Improved monitoring has also reduced the time required to test and validate new integrations. During the rollout of a digital payments platform, the OrthoNebraska team was able to confirm ADT message scenarios in real time, accelerating testing cycles and supporting faster go-live timelines. That visibility has translated into downstream operational improvements, including more timely revenue recognition and reduced overnight troubleshooting.
“It’s not as scary as it used to be when something goes down,” said Lindsay Murdock, PACS Administrator and Senior Clinical Application Specialist at OrthoNebraska. “We now have the visibility to understand what’s happening and work together to resolve issues, instead of waiting.”

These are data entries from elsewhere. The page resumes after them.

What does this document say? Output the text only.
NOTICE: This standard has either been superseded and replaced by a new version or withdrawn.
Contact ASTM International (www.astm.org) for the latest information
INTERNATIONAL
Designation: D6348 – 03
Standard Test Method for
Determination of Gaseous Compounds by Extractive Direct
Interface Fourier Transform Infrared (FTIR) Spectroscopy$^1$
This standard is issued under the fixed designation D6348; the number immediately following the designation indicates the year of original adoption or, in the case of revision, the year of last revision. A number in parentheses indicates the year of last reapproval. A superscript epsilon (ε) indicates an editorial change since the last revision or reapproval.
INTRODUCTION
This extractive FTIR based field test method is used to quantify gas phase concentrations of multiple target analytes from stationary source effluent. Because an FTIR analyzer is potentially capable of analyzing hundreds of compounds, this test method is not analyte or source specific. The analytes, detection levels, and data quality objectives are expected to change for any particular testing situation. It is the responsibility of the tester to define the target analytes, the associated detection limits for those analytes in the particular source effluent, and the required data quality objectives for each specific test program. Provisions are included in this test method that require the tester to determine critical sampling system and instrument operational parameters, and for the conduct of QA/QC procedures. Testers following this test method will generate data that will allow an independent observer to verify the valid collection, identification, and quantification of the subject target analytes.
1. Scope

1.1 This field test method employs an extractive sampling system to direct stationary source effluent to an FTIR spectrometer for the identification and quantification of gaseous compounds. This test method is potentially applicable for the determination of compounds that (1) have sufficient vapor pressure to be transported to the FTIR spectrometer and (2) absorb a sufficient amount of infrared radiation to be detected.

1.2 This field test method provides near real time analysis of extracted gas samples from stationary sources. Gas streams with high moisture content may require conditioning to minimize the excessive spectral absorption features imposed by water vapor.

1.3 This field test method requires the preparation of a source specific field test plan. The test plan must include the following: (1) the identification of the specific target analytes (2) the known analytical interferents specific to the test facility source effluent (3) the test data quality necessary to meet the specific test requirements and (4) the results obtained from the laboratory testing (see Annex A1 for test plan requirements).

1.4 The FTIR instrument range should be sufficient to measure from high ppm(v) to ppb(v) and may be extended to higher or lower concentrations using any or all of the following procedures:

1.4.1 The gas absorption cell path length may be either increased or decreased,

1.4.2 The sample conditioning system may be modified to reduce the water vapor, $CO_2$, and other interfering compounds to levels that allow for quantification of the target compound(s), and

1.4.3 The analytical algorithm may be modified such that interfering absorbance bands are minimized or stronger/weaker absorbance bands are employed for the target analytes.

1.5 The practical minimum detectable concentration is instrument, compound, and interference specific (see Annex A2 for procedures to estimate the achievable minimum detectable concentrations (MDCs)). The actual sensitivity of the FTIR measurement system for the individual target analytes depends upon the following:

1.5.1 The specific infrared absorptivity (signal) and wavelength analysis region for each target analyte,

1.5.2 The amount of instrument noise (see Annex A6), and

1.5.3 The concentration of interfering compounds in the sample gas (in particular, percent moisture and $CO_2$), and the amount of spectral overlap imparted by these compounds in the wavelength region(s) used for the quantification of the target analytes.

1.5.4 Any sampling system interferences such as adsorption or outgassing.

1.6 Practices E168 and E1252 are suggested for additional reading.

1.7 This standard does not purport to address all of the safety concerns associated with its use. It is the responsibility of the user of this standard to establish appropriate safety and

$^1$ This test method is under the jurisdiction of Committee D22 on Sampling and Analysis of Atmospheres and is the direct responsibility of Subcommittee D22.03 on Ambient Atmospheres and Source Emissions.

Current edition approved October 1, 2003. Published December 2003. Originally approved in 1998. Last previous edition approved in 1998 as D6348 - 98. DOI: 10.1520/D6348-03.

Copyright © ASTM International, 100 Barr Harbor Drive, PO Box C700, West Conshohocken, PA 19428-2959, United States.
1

“It’s not as scary as it used to be when something goes down. We now have the visibility to understand what’s happening and work together to resolve issues, instead of waiting.”
Lindsay Murdock
PACS Administrator and Senior Clinical Application Specialist at OrthoNebraska
What’s Ahead
With a more scalable integration foundation in place, OrthoNebraska is now focused on extending connectivity across newly affiliated partner organizations within the Sequel Ortho network, which spans practices across Nebraska, Iowa, and Illinois. As the organization expands services and integrates with partner practices such as Fox Valley Orthopedics, IT leadership is exploring opportunities to standardize integrations across disparate clinical and operational systems.
“Even within our broader organization, we have environments where clinic and surgery center systems don’t currently communicate,” said Wright. “Having a shared integration platform gives us the opportunity to connect those systems and create a more consistent experience for both patients and care teams.”
The OrthoNebraska team is also evaluating API-based integrations and FHIR-enabled workflows, to support more advanced data exchange as new technologies are introduced.
“Even within our broader organization, we have environments where clinic and surgery center systems don’t currently communicate. Having a shared integration platform gives us the opportunity to connect those systems and create a more consistent experience for both patients and care teams.”